Geographic and Vendor Data Constraints: Since vendor availability and styles vary widely by location, Planistry deliberately filters matches to vendors serving the user’s wedding area. While this limits recommendations to known data, it ensures relevance and avoids suggesting unavailable vendors.
Enhancing Transparency and User Trust: By displaying clear match percentages and offering the Element Guide that explains style labels, Planistry empowers users to understand why vendors are recommended. This transparency helps prevent blind trust in AI and encourages users to make informed decisions.

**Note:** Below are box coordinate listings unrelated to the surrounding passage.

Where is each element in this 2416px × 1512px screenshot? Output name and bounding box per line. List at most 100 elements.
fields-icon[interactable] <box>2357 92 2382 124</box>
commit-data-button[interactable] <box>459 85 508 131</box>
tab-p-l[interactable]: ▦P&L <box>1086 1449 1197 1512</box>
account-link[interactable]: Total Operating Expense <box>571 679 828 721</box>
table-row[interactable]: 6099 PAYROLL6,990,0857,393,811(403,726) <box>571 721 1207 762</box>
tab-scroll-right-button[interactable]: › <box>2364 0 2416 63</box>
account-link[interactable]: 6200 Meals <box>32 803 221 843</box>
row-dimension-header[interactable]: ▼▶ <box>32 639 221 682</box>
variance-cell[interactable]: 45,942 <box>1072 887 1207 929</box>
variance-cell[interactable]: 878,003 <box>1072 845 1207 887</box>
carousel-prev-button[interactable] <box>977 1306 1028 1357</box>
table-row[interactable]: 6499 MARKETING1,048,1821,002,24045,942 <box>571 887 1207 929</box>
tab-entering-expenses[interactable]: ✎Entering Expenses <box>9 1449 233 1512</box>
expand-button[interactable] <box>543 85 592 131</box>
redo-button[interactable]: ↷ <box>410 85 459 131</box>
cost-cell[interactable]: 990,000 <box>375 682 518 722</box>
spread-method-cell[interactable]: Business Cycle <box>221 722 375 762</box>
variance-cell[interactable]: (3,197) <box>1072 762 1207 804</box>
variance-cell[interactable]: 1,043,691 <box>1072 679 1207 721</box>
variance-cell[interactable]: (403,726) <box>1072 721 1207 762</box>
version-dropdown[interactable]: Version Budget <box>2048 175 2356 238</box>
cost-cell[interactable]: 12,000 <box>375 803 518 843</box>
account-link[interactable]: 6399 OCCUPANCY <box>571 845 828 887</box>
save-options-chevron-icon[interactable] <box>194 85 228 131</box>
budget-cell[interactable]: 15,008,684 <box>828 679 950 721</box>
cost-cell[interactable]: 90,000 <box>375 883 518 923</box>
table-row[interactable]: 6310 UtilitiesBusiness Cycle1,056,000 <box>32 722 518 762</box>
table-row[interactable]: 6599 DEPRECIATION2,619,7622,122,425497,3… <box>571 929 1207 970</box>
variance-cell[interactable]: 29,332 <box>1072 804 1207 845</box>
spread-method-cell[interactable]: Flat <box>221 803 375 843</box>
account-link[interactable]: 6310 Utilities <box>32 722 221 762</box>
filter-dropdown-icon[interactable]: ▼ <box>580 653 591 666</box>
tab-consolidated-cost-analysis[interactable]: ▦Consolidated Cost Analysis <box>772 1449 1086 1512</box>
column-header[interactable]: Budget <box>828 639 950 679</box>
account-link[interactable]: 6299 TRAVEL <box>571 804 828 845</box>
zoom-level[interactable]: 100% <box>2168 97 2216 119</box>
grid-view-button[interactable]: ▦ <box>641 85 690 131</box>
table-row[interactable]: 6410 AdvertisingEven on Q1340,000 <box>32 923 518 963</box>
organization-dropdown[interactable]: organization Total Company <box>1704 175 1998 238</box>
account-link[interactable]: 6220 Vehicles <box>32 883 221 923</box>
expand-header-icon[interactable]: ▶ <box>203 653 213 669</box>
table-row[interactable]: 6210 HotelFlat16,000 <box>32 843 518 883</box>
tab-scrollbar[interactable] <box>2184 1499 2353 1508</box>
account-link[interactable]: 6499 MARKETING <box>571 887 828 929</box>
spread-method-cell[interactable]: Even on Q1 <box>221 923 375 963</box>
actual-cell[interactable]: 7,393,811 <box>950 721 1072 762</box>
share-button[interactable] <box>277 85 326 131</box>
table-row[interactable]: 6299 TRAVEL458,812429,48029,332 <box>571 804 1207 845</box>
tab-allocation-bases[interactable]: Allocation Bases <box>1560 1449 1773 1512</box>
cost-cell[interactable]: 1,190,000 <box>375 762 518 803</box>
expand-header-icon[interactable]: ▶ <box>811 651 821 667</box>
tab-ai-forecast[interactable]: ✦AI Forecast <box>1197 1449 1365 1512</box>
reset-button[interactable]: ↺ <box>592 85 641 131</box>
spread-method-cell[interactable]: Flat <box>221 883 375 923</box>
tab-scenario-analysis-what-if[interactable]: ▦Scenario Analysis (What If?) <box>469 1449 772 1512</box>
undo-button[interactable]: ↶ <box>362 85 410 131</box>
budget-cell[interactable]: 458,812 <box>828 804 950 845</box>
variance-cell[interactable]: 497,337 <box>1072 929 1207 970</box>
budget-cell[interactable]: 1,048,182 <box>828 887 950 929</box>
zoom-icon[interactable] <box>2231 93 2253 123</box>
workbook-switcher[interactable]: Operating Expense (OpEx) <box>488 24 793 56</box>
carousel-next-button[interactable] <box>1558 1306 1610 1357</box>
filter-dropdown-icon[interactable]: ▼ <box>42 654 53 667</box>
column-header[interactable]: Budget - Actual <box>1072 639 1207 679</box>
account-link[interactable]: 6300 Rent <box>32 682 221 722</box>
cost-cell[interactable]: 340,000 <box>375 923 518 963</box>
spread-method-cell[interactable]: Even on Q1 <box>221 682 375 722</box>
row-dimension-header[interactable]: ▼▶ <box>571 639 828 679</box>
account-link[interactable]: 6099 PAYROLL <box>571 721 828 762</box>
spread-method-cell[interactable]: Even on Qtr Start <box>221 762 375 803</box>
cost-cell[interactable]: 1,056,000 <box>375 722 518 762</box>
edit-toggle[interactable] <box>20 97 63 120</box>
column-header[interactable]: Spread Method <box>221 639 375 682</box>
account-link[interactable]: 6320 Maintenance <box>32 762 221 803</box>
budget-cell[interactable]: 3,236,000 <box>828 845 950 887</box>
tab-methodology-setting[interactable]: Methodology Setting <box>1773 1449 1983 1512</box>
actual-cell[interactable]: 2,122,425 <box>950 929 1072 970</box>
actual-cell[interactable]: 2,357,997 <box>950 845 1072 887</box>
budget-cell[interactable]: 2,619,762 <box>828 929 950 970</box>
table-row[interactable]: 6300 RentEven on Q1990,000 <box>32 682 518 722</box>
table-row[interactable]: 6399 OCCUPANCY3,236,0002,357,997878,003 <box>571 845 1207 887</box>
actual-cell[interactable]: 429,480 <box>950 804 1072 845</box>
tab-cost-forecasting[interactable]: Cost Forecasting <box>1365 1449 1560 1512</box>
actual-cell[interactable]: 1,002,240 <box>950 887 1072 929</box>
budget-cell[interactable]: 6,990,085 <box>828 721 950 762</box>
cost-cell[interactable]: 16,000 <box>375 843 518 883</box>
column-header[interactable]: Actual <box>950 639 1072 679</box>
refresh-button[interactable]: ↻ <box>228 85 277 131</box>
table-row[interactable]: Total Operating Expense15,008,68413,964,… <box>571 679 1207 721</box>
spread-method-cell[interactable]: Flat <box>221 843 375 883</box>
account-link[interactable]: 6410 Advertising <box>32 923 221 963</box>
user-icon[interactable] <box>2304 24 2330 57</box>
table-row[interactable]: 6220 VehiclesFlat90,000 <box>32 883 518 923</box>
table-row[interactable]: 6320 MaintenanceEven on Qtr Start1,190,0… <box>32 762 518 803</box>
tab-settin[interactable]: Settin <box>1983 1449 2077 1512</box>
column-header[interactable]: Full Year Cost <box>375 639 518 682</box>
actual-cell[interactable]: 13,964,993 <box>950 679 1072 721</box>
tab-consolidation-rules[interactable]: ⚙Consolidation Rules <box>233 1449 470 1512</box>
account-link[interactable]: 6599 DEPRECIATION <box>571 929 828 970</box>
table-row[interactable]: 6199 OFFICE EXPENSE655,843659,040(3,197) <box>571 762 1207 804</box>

Privacy and Secure Data Handling: Couples’ personal details, wedding dates, and inspiration images are sensitive information. Planistry follows strict data protection practices, encrypting data in transit and at rest, and limiting access to authorized personnel only. Vendor information is also managed respectfully to maintain confidentiality and trust.
Conclusion and Future Enhancements
Planistry integrates advanced AI methods with intentional, human-centered design to rethink how couples find wedding vendors. The model’s ability to translate visual inspiration into personalized matches is supported by practical filters like location and availability, ensuring recommendations are both relevant and actionable.
Interactive features, including the Planistry Companion chatbot, give users meaningful control over their experience, helping them define their vision and make confident decisions. Transparency, fairness, and privacy have been central considerations throughout the design to foster trust and support a diverse, equitable marketplace.
Looking forward, key opportunities for growth could include:
Dynamic availability integration to sync vendor calendars and provide real-time booking options
Quote automation for faster, more convenient vendor interactions
Broader data inclusion to improve model accuracy and representation, including expanding style and cultural diversity
Ongoing user feedback loops to continuously refine recommendations and user experience
This balanced technical and user-focused foundation positions Planistry to evolve as a powerful tool that simplifies wedding planning while respecting users and vendors alike.